11 June 2009 Sihanoukville ~ Ream National Park 30km
We were hardly on the bikes before we reached Ream National Park. It was far too tempting to pass by with only a glance. We found a basic room on stilts over the river, and rented an old wooden canoe to explore the nearby mangrove swamps for a couple of hours.
Our room had no running water or electricity, and the plank floor had wide gaps with the water below clearly visible (we had to be careful not to drop anything). However the view from the front deck made up for all that (the nearby local stilted huts, fisherman laying nets, passing boats, and the surrounding mangroves). That night we cooked our noodles while sitting on the deck watching the fireflies.
12 June 2009 Ream National Park ~ Kampot 81km
An extremely scenic ride along the coast, past river mouths and stilted fishing villages. On the outskirts of Kampot we headed straight for Bodi Villa, as according to the guide book it was a real retreat on the river. Our room consisted of a rather flimsy floating deck with woven bamboo walls, but what a view! We could just dive out the open river facing side of the room for a swim. Getting back on the raft (or in the room) was however a bit more difficult.

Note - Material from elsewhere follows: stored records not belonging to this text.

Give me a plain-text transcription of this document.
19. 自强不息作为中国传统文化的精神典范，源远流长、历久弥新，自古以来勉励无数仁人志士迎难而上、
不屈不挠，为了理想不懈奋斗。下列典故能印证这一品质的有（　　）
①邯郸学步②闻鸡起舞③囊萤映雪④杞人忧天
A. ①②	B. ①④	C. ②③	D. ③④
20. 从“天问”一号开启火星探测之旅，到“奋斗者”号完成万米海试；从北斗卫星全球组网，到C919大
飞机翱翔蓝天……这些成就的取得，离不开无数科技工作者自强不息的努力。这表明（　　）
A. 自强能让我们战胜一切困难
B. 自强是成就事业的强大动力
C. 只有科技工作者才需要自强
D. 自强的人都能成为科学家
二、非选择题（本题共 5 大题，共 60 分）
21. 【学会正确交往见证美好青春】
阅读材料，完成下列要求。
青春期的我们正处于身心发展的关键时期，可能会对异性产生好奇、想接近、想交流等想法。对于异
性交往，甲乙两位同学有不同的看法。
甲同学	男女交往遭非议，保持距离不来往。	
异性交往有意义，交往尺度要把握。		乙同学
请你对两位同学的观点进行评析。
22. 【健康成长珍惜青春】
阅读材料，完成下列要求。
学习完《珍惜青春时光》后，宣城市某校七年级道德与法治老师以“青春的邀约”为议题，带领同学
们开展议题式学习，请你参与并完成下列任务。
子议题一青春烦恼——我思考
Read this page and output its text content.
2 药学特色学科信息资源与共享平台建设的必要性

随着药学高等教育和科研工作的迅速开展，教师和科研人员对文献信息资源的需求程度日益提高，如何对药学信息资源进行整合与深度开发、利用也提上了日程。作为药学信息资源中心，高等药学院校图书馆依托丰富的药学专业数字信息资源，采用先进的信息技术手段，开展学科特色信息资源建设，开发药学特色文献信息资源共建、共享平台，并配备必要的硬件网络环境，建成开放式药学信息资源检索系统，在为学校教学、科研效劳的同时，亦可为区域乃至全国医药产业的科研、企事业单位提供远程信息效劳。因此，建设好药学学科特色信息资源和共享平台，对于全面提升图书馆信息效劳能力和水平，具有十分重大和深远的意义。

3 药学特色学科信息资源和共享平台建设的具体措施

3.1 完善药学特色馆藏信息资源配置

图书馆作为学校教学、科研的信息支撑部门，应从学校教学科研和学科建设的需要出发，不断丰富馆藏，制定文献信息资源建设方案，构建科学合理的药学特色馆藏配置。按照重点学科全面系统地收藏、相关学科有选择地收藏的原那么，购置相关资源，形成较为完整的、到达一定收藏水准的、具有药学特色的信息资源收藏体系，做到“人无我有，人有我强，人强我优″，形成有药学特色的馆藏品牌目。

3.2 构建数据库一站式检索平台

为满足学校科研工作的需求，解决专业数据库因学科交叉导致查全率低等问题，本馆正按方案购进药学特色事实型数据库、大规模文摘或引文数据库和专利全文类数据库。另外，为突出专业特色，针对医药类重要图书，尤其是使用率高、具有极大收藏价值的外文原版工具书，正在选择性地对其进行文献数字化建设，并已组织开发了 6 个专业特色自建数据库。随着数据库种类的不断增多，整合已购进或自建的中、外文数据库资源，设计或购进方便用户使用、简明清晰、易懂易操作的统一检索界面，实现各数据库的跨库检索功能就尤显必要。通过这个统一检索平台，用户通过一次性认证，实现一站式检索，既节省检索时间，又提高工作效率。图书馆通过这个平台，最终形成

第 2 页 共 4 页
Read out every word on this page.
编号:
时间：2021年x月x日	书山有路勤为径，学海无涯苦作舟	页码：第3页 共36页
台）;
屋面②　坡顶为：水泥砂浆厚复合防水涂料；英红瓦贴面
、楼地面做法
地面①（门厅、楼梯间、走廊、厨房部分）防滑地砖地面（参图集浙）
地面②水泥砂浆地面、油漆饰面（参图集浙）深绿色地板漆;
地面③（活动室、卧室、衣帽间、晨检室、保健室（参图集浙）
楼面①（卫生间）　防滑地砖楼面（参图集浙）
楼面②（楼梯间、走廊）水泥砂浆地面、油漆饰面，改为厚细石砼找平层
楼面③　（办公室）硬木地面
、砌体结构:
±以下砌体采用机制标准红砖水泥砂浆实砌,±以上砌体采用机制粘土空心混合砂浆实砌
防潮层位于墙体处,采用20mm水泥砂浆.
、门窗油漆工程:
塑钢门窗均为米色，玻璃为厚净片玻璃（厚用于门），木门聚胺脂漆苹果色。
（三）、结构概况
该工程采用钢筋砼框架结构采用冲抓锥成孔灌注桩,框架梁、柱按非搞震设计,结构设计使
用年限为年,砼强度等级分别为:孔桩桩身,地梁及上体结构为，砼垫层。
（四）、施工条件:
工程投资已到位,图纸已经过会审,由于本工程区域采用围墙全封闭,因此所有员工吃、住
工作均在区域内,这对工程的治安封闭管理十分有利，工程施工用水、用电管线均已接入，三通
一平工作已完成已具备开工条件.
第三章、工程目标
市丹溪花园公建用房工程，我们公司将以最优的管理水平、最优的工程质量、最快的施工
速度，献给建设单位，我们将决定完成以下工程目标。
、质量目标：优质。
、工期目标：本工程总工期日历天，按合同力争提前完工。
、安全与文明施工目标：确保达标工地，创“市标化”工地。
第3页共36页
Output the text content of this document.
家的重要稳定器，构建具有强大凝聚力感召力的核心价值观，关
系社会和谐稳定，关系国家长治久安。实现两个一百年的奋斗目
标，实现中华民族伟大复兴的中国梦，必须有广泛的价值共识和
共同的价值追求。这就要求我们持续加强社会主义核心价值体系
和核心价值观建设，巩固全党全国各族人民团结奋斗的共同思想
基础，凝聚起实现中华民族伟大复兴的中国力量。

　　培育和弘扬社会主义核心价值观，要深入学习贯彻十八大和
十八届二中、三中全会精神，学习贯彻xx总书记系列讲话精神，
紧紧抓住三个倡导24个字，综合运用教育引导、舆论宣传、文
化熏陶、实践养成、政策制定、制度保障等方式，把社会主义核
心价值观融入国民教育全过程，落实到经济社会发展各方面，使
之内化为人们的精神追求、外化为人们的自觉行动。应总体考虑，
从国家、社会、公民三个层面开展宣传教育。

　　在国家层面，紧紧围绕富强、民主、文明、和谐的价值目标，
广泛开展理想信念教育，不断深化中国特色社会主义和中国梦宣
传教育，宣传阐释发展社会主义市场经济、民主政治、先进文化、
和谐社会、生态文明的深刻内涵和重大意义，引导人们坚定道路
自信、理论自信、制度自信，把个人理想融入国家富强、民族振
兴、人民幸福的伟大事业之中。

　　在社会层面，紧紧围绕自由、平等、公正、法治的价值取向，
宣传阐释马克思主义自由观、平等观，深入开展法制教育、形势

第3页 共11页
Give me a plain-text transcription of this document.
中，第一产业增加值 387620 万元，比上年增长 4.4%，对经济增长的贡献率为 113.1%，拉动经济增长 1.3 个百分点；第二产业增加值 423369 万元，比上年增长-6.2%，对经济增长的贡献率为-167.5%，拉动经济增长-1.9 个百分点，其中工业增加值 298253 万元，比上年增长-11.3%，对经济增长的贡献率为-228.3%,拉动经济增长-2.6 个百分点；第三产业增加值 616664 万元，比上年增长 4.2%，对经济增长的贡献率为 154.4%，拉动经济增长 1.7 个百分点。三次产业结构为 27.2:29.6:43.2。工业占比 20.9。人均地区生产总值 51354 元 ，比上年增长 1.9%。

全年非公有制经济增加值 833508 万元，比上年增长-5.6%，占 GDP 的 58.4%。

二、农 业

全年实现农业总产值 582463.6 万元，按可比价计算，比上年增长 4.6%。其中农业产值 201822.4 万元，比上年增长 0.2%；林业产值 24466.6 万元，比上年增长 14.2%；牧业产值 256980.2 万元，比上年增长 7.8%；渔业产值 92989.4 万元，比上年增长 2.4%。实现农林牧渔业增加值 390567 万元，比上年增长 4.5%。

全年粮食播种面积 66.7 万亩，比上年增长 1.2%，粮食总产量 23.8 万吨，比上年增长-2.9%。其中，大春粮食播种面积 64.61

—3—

Ernest complained of getting seasick, and as the place was booked up, we only stayed the one night.
Every now and then the strain of constantly being in each other’s company starts to show through. Although Ernest and I have known each other for more than 30 years, neither of us has previously lived permanently with a partner, and sometimes the reasons for that become very clear!
13 June 2009 Kampot town 14km
After an early morning swim, we packed up and cycled through Kampot town and were seemingly on our way to Kep (a “misunderstanding” ~ see previous paragraph). After some deliberation we returned to Kampot town where we found a more conventional and cheaper room. We did some laundry and relaxed, and for supper Ernest made himself some duck egg omelettes (I settled for something from our guest house kitchen instead!).